BTW, it's about time to look at the context and stop looking for controversy.
Valuation Italic
Valuation Bold
Valuation Bold & Italic
Back to the subject. I have read annually for years that EM stocks have a better value than US stocks...and it didn't seem to matter.
In fact, at the end of 2022 many analysts and managers told us that Tech is overvalued and to buy Value stocks....and QQQ made YTD already over 42% and Value is way behind.
Years ago on this board several claimed that Apple is another blue chip, it wasn't.
Bottom line, valuation can be "irrational" for years.
All CAPS are screaming. That would be bad as would be all bold.
But selected CAPITALIZATIONS often substitute for bold at many discussion forums.
Many sites don't have bold (Facebook, Twitter, etc). Some that have it don't support it on copy-and-paste (including MFO, ProBoards, etc). This is an issue for those who compose long posts on WORD and then paste it - much of the formatting is lost, bold, italics, color (none anyway at MFO, M*), tabs, spacing, etc. It is too cumbersome to reformat everything after copy-and-paste.
BTW, MFO isn't user-friendly for tabular materials; often, the URLs have to be reposted/redone; as noted above, colors aren't supported; attachments cannot be included.
Anyway, selected CAPITALIZATION for bold is a typical practice that I also follow.
To preserve spacing, for tabular materials or other text, you can tell the browser that the material is preformatted so that it doesn't try to reformat (generally compress all whitespace to a single blank). Put <PRE> before the text and </PRE> after it.
For example, here's CNBC's table of MFJ tax brackets for 2023: This isn't perfect (see first line) because preserving tabs is sometimes not enough to completely reproduce the spacing. Adding a second tab in the first line fixes that. URLs are problematic when they include embedded whitespace. For example, http://www.example.com/my beautiful page
doesn't work because it looks like the URL ends with "my". This is fixed by using the link icon and inserting the URL in the dialog box. No redoing of the URL (i.e. replacing the blanks with '%20's) is needed.
http://www.example.com/my beautiful page
Color is certainly supported by MFO, but it has to be handled manually.
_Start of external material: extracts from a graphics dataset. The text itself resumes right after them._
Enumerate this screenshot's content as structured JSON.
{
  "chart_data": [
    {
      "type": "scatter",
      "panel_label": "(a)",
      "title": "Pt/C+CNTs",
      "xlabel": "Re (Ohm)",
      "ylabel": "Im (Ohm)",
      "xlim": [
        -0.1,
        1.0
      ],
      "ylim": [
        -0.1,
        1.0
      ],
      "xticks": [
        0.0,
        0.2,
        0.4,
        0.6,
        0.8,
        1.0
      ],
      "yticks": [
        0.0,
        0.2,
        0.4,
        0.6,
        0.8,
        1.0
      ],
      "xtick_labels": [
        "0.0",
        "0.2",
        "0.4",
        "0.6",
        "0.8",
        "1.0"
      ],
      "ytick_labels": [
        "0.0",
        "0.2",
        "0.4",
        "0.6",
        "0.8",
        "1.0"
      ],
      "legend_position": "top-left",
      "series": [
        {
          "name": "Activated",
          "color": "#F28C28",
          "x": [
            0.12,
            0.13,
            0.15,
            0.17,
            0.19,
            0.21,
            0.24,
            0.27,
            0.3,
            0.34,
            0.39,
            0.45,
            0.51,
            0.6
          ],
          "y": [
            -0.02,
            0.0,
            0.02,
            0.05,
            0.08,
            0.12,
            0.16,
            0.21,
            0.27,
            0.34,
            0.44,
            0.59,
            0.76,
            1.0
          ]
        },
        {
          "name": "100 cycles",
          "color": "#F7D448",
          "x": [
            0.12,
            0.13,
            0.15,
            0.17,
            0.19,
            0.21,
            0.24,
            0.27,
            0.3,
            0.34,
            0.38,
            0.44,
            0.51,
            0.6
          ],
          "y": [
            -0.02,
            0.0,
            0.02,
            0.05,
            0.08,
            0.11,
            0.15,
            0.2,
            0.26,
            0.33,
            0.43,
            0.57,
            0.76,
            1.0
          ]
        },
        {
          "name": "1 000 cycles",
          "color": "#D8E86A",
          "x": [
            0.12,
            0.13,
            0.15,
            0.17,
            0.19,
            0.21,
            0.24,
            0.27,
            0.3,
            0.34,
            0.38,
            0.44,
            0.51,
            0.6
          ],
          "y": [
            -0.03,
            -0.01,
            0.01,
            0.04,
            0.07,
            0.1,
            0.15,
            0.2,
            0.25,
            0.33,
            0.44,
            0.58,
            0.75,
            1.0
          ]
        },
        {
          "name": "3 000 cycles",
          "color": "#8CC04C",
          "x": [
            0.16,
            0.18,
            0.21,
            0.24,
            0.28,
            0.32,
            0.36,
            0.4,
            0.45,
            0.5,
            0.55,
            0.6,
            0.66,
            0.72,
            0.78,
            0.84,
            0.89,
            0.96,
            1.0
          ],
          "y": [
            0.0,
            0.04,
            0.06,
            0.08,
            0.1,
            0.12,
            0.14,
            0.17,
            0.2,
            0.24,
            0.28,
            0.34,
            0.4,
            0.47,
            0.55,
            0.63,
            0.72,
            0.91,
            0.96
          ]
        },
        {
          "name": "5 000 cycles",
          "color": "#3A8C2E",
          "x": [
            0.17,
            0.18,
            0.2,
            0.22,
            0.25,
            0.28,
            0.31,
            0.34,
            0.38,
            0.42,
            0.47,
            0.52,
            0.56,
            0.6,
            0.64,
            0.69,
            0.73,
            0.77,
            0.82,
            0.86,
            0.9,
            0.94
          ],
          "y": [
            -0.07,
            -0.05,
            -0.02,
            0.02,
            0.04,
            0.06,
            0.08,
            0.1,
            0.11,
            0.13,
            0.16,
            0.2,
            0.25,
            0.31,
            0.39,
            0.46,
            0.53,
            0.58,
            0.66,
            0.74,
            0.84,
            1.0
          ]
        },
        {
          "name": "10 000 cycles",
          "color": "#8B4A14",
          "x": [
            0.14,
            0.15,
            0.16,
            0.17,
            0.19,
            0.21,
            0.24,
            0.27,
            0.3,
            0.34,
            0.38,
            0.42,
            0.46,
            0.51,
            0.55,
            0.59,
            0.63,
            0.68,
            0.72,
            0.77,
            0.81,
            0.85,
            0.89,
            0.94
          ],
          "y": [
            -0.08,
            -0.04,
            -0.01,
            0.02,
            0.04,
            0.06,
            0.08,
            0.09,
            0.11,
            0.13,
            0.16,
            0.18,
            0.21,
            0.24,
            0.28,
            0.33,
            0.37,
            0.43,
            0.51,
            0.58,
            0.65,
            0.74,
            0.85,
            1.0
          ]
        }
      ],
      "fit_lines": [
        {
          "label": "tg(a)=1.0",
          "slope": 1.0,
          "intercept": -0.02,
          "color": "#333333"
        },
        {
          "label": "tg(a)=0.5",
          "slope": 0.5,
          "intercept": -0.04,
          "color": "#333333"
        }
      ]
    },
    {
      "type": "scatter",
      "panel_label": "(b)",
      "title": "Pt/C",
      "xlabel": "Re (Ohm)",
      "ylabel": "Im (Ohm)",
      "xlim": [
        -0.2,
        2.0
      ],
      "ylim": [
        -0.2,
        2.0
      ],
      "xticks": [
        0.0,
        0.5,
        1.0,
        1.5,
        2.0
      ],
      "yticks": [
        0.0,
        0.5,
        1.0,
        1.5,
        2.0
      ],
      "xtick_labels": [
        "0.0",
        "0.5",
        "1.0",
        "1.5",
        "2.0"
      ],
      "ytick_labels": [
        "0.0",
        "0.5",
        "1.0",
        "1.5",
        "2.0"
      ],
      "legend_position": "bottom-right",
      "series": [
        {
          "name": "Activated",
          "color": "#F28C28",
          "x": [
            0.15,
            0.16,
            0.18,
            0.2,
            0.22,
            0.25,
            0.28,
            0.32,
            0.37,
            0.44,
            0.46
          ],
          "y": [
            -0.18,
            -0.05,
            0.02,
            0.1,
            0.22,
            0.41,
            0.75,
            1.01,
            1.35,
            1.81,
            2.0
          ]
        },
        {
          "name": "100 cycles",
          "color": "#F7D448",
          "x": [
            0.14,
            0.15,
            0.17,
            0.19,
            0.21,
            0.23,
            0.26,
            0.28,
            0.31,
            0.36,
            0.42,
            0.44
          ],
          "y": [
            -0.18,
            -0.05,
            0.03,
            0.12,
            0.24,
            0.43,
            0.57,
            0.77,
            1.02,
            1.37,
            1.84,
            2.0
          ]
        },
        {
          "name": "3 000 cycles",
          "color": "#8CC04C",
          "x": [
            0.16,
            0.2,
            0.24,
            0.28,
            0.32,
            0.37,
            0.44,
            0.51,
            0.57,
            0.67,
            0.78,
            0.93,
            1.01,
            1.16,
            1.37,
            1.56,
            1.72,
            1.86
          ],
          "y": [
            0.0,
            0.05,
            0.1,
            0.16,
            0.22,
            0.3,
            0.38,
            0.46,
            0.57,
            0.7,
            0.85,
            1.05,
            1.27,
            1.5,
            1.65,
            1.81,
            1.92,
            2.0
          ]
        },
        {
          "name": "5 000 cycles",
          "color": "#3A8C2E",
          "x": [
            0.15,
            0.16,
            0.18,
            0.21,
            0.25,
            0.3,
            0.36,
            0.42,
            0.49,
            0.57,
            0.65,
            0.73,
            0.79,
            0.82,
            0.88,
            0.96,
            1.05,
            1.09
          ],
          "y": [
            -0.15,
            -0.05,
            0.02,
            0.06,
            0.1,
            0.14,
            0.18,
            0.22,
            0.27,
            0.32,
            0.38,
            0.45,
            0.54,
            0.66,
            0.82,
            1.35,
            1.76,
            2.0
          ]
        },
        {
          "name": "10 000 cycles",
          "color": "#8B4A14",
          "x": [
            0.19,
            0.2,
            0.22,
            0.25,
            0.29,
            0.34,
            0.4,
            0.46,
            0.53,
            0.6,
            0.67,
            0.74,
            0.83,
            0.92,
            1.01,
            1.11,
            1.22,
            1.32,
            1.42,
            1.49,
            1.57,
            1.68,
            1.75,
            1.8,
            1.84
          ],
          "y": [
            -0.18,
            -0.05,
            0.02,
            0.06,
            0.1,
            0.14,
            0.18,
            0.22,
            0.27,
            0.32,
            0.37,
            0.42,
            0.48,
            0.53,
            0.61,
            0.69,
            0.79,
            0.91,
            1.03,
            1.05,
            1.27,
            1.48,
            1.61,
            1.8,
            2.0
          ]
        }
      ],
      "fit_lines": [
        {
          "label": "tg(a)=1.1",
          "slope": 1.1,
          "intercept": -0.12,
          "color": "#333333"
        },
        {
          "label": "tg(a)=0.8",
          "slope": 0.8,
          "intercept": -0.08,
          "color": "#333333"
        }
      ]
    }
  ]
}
@Old_Joe provided an excellent example of how to do colors and tables with HTML tags for colors (as I did, above) and explicit blanks ( ) for precise spacing. Here's his post: https://mutualfundobserver.com/discuss/discussion/comment/167577/#Comment_167577
To see how he worked this magic, see here:
https://mutualfundobserver.com/discuss/post/quote/61469/Comment_167577
Based on his encoding of blue as 0x0000FF rather than "blue" (which is what I used), I would guess that he used a tool to process the table he was transcribing.
MFO certainly isn't user-friendly when it comes to these sorts of formatting, but posting with things like color are not impossible.
If you think tarting up the typeface makes your posts more, something, knock yourself out.
Where you may see “aesthetic seriousness,” readers might see "pomposity" or overwrought "grandeur" a little too much for an informal place like a forum. They might see something else entirely, like shouting to grab attention. Reader's opinions will be colored by their familiarity with the writer's previous posts.
You say, without typographical histrionics: What do you think you have proved?
Do you buy things without bothering to estimate, and consider, the value of them? That value does not predict the future? Nothing does. Not charts. Not momentum. Not even the Magic 8-Ball or Ouija Board.
What do I do? I can write a lot about it and did in the past, but not anymore. Believe it or not, it works pretty well. It's mostly at (https://fd1000.freeforums.net/thread/25/putting-all)
I use my site for many of my investments ideas, from generic subjects and all the way to specifics. Have a nice day.
Nor does he denigrate factors that aren't meant to predict the market in an effort to convince people that his schemes can time the market. Consequently, YBB does not have to post disclaimers if people lose money practicing his scheme: Lost money following your scheme? More practice.
Maybe you aren't a duck. But you sure do quack with the flock.